Ce qui caractérise Momar-Coumba Diop, c'est sa capacité à travailler en équipe. Il se la joue collectif. Du fait de sa générosité, il a consacré bien plus de temps à mobiliser ses collègues, à lire et à évaluer les autres qu'à développer ses propres publications. « Momar n'a jamais cherché la lumière, il s'est contenté d'irradier autour de lui engagement et générosité », note Tarik Dahou (Directeur de recherche à l'Ird) dont le livre sur les politiques agricoles a été publié en 2010 par le Crepos.

C'est d'ailleurs pour cette raison, raconte Gaye Daffé, qu'après la publication des deux volumes consacrés au « Sénégal sous Abdoulaye Wade », son regretté ami, le « Doyen » Amady-Aly Dieng, lui avait suggéré de mettre un terme à la direction des travaux collectifs pour se consacrer à la synthèse de ses propres connaissances sur le Sénégal ou l'Afrique alors qu'il en avait encore la force et l'inspiration.

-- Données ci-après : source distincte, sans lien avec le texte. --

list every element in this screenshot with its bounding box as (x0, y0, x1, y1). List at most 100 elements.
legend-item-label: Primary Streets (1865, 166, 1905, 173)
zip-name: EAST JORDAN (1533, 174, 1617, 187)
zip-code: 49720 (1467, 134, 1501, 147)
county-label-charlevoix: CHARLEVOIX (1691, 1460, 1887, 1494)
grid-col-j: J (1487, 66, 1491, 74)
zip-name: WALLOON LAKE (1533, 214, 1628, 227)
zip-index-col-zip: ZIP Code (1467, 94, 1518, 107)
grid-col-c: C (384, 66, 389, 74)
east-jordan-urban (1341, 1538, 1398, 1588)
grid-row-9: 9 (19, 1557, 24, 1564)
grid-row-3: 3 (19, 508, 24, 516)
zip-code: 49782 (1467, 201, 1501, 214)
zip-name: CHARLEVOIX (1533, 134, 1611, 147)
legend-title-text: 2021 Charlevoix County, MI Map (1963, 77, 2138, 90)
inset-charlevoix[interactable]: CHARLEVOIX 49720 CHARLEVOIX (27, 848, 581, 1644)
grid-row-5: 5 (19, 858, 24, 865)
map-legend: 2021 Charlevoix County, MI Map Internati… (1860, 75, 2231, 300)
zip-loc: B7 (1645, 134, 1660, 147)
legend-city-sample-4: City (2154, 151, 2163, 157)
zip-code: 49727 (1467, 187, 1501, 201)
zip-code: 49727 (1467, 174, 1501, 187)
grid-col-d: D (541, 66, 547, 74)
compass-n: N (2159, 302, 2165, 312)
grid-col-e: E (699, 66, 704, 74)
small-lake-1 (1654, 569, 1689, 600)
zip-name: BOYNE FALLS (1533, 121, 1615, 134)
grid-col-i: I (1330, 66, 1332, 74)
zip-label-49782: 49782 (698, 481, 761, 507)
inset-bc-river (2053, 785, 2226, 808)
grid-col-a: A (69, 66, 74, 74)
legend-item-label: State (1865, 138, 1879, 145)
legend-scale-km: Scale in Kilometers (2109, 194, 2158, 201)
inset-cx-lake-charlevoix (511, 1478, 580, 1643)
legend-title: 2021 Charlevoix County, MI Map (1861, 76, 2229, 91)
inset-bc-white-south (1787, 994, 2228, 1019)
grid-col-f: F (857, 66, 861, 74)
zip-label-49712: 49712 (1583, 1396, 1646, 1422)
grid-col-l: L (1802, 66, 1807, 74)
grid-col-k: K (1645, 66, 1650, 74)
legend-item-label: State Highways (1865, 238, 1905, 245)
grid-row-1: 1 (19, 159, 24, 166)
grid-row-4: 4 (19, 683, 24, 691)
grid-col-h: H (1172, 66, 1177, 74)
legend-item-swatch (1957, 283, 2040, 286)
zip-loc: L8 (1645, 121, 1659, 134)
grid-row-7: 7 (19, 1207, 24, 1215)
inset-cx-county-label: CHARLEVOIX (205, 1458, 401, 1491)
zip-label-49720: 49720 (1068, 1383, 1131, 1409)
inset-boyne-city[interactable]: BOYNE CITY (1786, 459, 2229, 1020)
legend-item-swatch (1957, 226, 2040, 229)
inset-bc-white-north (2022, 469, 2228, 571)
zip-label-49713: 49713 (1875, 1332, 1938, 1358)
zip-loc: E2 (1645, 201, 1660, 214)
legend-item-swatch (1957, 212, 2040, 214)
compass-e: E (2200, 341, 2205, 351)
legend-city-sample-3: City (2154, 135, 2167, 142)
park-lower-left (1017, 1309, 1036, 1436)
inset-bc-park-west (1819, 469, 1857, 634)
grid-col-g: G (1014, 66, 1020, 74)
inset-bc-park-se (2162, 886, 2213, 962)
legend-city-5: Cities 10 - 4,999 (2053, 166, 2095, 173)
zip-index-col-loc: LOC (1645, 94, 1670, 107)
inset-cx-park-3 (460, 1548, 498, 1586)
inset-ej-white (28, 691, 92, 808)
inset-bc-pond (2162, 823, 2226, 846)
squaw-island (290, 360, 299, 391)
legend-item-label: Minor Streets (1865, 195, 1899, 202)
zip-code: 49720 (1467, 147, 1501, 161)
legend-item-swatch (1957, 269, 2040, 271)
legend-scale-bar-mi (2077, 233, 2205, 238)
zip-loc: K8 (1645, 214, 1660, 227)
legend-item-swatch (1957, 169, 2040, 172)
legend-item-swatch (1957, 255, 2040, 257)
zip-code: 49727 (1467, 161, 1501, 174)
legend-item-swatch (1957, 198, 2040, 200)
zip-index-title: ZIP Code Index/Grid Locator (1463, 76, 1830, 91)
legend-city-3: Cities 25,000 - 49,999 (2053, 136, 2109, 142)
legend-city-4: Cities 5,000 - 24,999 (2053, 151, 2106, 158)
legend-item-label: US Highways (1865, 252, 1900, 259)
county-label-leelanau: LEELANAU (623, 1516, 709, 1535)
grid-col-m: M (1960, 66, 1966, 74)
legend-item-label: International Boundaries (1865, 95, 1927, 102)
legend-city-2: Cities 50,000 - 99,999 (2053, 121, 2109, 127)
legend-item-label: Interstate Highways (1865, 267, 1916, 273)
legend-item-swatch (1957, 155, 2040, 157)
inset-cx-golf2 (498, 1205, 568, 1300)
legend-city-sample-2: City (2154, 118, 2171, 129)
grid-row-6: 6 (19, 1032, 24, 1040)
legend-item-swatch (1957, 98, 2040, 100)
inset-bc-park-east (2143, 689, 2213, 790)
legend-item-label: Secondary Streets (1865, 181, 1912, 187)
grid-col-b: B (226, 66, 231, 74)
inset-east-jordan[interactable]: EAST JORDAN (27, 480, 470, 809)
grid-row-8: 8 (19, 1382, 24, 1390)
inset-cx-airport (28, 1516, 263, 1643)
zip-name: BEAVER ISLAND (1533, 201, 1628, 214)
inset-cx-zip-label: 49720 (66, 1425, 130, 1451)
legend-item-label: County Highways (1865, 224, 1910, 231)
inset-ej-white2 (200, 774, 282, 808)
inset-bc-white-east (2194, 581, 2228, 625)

Pourtant, selon Jean Copans, Momar-Coumba Diop ne fait pas partie des mandarins qui se contentent d'une préface de deux pages avec leur nom sur la couverture du livre pour augmenter, en une matinée, leur bibliographie personnelle d'un ouvrage supplémentaire. Il évalue la contribution personnelle de Momar-Coumba Diop, à la douzaine d'ouvrages collectifs qu'il a coordonnés, à 600 pages, soit environ 10% de leur texte total.

D'après Ibrahima Thioub, Momar-Coumba Diop a su combiner, avec harmonie, les projets collectifs et individuels. Fait notable, ce dernier a travaillé durant toutes ces années sans l'appui d'une secrétaire ou sans recourir à des fonds publics. L'un des grands mérites de Momar-Coumba Diop réside dans ses capacités personnelles à « recevoir la pensée de ses collègues ». « Avec lui, la sociologie est allée à l'assaut des historiens, anthropologues, philosophes, juristes, économistes, politologues, géographes, démographes, spécialistes en religion, prospectivistes », écrit, pour sa part, Paul Ndiaye (Ucad), son ami de longue date, qui se présente comme son « multi-voisin ».

En définitive, si Momar-Coumba Diop est reconnu comme l'un des animateurs infatigables, depuis un quart de siècle, de cette tradition sénégalaise en sciences sociales autochtone, originale et probablement unique en Afrique, en dehors de l'Afrique du Sud, comme le fait remarquer Jean Copans, il n'est pas prophète chez lui ; car ne bénéficiant pas de la reconnaissance qu'il mérite. Certains contributeurs des « Mélanges » regrettent « la méfiance et la réserve qui ont parfois caractérisé la réaction de l'autorité politique, suspicieuse en raison d'une liberté rigoureuse des analyses, malgré une neutralité et une objectivité optimales » dans les travaux de Momar-Coumba Diop. Mais, comme le dit l'adage, la meilleure des reconnaissances est celle de ses pairs !

Les sciences de l'information et de la communication ne sont pas en reste

Cette note de lecture est trop étroite pour revenir sur toutes les contributions contenues dans ce livre foisonnant. Pour ma part, je souhaiterais signaler des contributions axées sur les sciences de l'information et de la communication. Trois jeunes universitaires de « la famille très étendue » de Momar-Coumba Diop ont consacré des études à la formation des journalistes, à leurs responsabilités en périodes de crise et à leur rôle d'animateurs de l'espace public. Ibrahima Sarr, ancien Directeur du Cesti, ami et proche collaborateur de Momar-Coumba Diop, est revenu, dans un article inédit, sur l'histoire de cette institution (1965-1990) qui, malgré sa réputation, reste peu connue.

Après une naissance aux forceps, relate Sarr, l'école a connu ses « Vingt Glorieuses » sous la direction des Canadiens et sous le magistère de Babacar Sine. De son côté, Ndiaga Loum (Université du Québec en Outaouais) montre comment les groupes de presse Wal Fadjiri et Sud Communication ont fait face à « l'hostilité du pouvoir politique » et consolidé « les velléités d'indépendance, de liberté, d'autonomie des lignes éditoriales opposées à la "soumission volontaire" des médias d'État ». D'après Loum, le groupe Sud Communication a été « l'incarnation des deux éthiques de Weber (l'éthique de la conviction et l'éthique de la responsabilité) ».

Enfin, Oumar Kane (Université du Québec à Montréal - Uqàm), dont la thèse a été publiée en 2010 par le Crepos, analyse, de manière très originale, le concept d'espace public en terrains africains.